Топография влияния Москвы в Африке долгое время опиралась на деколонизацию и борьбу с апартеидом. Хотя этот континент присутствовал в размышлениях Ленина еще в начале 1920-х годов, он стал полноценным объектом внешней политики Кремля лишь 30 лет спустя на фоне распада французской и британской колониальных империй. После открытого вмешательства в Суэцкий кризис в 1956 году СССР предоставил большую экономическую и военную помощь Египту президента Насера и стал уделять все больше внимания самым разным движениям национального освобождения. Подгонял Советский Союз и маоистский Китай, который был недоволен вялостью его революционного движения. С 1956 года СССР установил привилегированные связи с алжирским Фронтом национального освобождения.

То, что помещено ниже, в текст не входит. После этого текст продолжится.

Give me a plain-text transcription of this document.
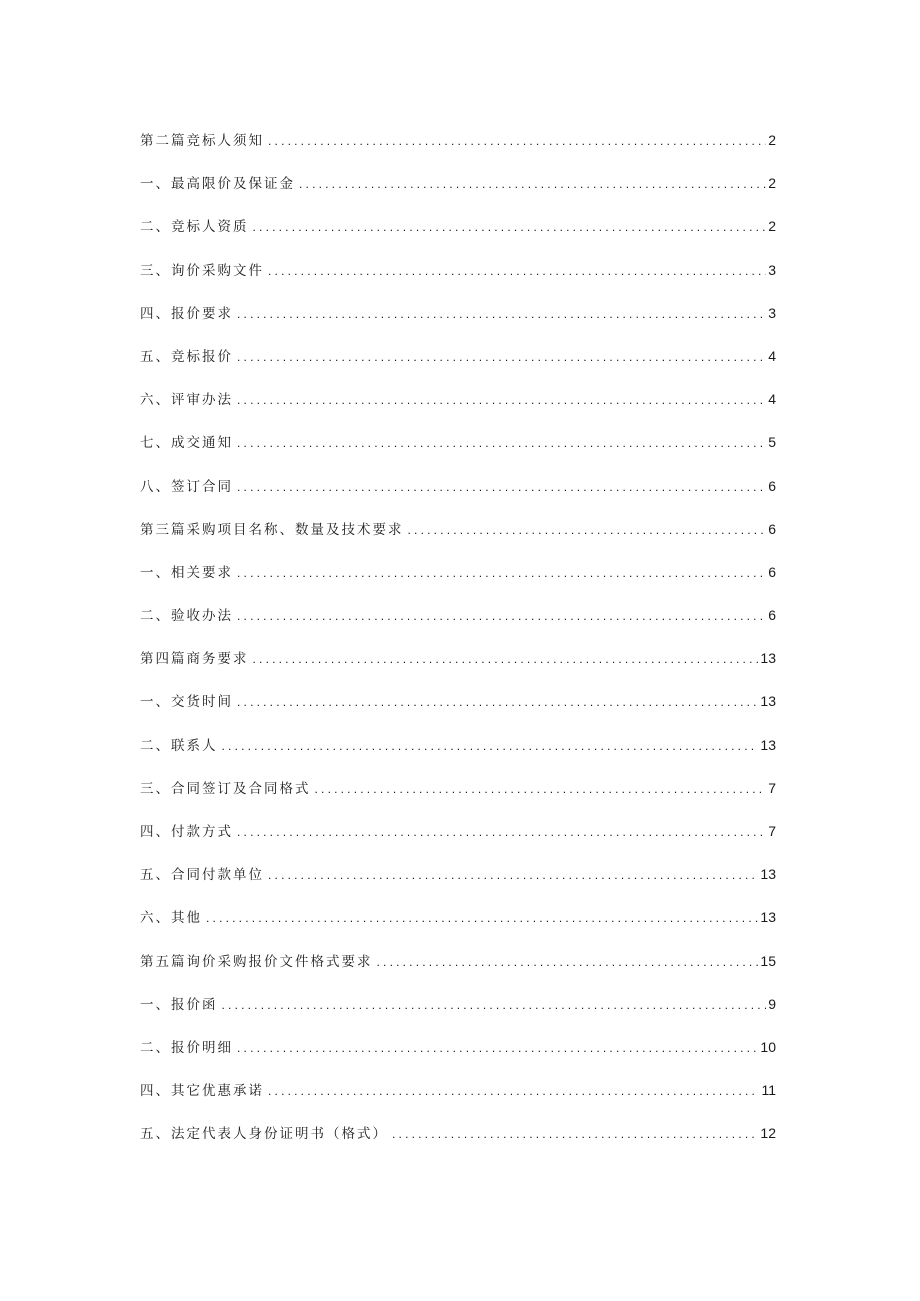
第二篇竞标人须知 .....	2
一、最高限价及保证金 .....	2
二、竞标人资质 .....	2
三、询价采购文件 .....	3
四、报价要求 .....	3
五、竞标报价 .....	4
六、评审办法 .....	4
七、成交通知 .....	5
八、签订合同 .....	6
第三篇采购项目名称、数量及技术要求 .....	6
一、相关要求 .....	6
二、验收办法 .....	6
第四篇商务要求 .....	13
一、交货时间 .....	13
二、联系人 .....	13
三、合同签订及合同格式 .....	7
四、付款方式 .....	7
五、合同付款单位 .....	13
六、其他 .....	13
第五篇询价采购报价文件格式要求 .....	15
一、报价函 .....	9
二、报价明细 .....	10
四、其它优惠承诺 .....	11
五、法定代表人身份证明书（格式） .....	12
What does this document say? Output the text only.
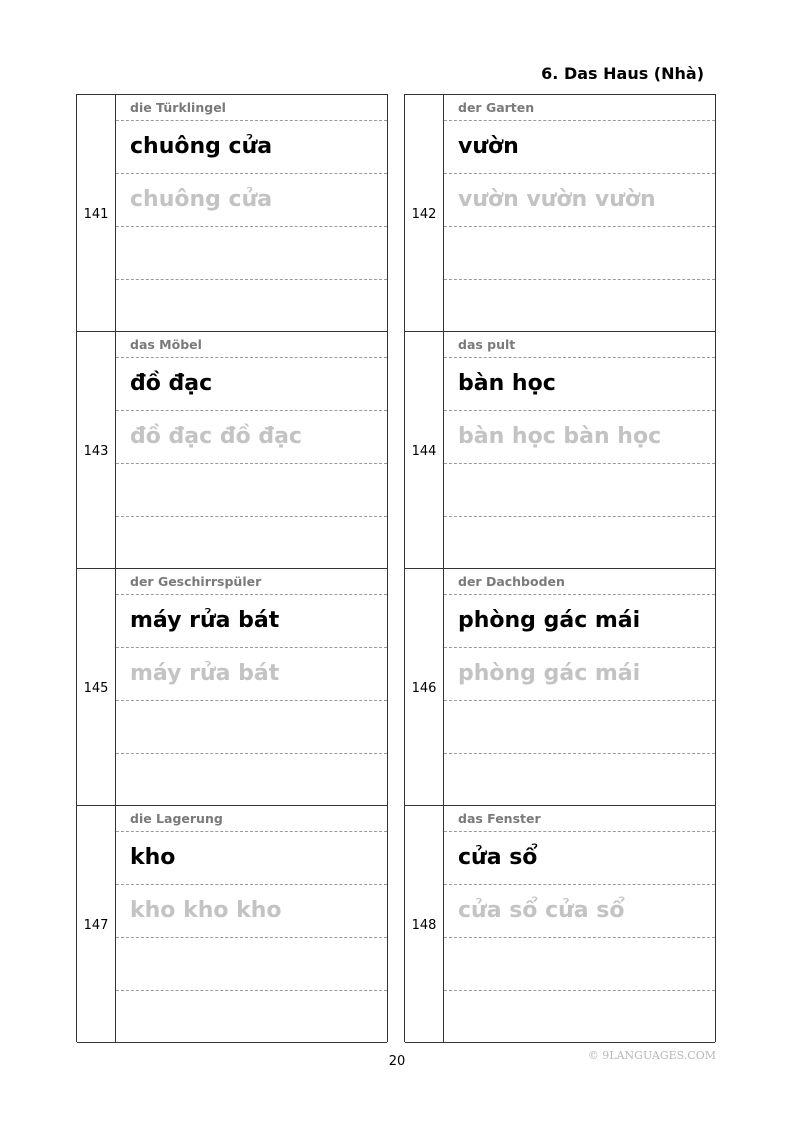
6. Das Haus (Nhà)
141
die Türklingel
chuông cửa
chuông cửa
143
das Möbel
đồ đạc
đồ đạc đồ đạc
145
der Geschirrspüler
máy rửa bát
máy rửa bát
147
die Lagerung
kho
kho kho kho
142
der Garten
vườn
vườn vườn vườn
144
das pult
bàn học
bàn học bàn học
146
der Dachboden
phòng gác mái
phòng gác mái
148
das Fenster
cửa sổ
cửa sổ cửa sổ
20	© 9LANGUAGES.COM
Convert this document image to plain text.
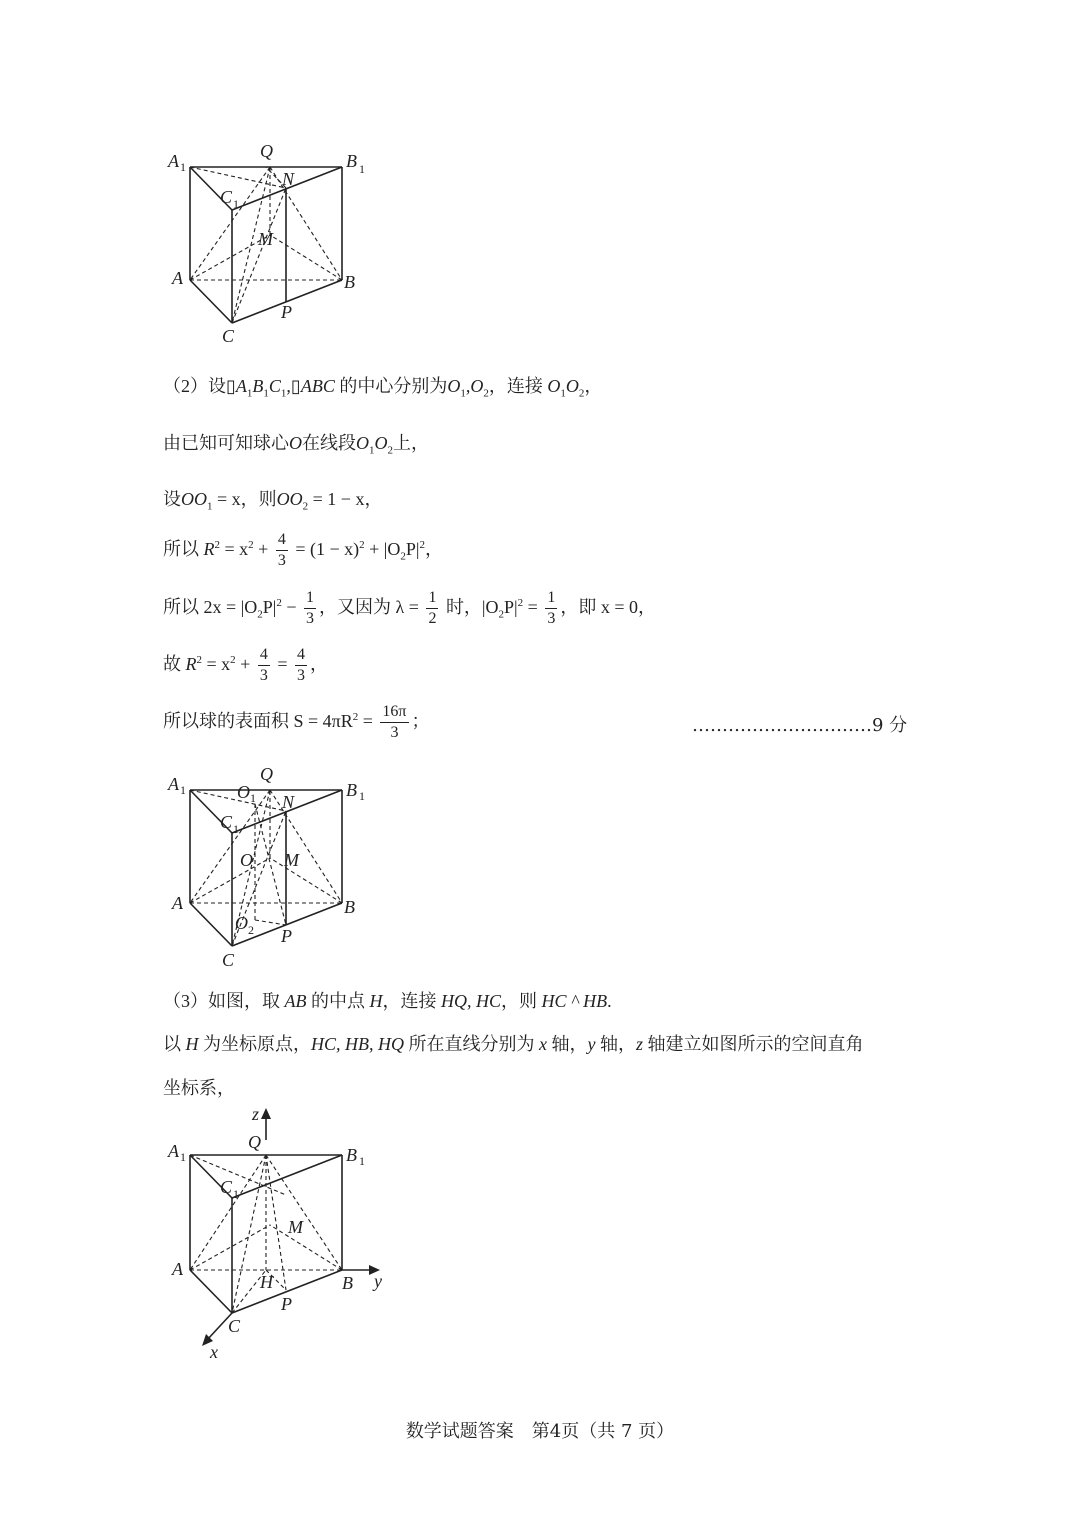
A 1
Q	B 1
N
C 1
M
A	B
P
C
（2）设$▯A_1B_1C_1,▯ABC$ 的中心分别为$O_1,O_2$，连接 $O_1O_2$，
由已知可知球心O在线段$O_1O_2$上，
设$OO_1 = x$，则$OO_2 = 1 - x$，
所以 $R^2 = x^2 + \frac{4}{3} = (1 - x)^2 + |O_2P|^2$，
所以 $2x = |O_2P|^2 - \frac{1}{3}$ ，又因为 $\lambda = \frac{1}{2}$ 时，$|O_2P|^2 = \frac{1}{3}$ ，即 x = 0，
故 $R^2 = x^2 + \frac{4}{3} = \frac{4}{3}$ ，
所以球的表面积 $S = 4\pi R^2 = \frac{16\pi}{3}$ ；	…………………………9 分
A 1
Q
B 1
O 1 N
C 1
O M
A	B
O 2 P
C
（3）如图，取 AB 的中点 H，连接 HQ, HC，则 HC ^ HB.
以 H 为坐标原点，HC, HB, HQ 所在直线分别为 x 轴，y 轴，z 轴建立如图所示的空间直角
坐标系，
z
A 1
Q
B 1
C 1
M
A
H	B y
P
C
x
数学试题答案　第4页（共 7 页）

На базе в Крыму принимали борцов с апартеидом Африканского национального конгресса Нельсона Манделы, Союза африканского народа Зимбабве и Фронта освобождения Мозамбика.

Сотни советских дипломатов

Эта военная помощь сопровождалась «мягкой» политикой влияния, примером которой стало открытие в 1961 году в Москве Университета дружбы народов имени Патриса Лумумбы, где через 20 лет приняли почти 26 500 студентов из Азии, Латинской Америки и Африки. СССР также отметился отправкой большого числа дипломатов в Африку и страны третьего мира: новые независимые государства обычно присылали в Москву двух-трех дипломатов, а оттуда приезжали сотни. Например, в Того в 1960 году было по советскому дипломату на чуть более 18 000 жителей…

В 1970-1980-х годах африканский континента стал значимым (хоть и периферическим) полем противостояния Востока и Запада. Кремль пытался закрепиться в Сомали, затем — в Эфиопии, и, наконец, устремил взгляд на юг в связи с распадом португальской империи и началом борьбы с апартеидом. Советское вмешательство сильнее всего проявило себя в Анголе, куда с 1975 года было отправлено более 10 000 военных. Зимой 1988 года те также сыграли решающую роль (вместе с кубинскими войсками) в битве при Квито-Кванавале, которая открыла путь к независимости Намибии и нанесла невосполнимый ущерб властям Претории.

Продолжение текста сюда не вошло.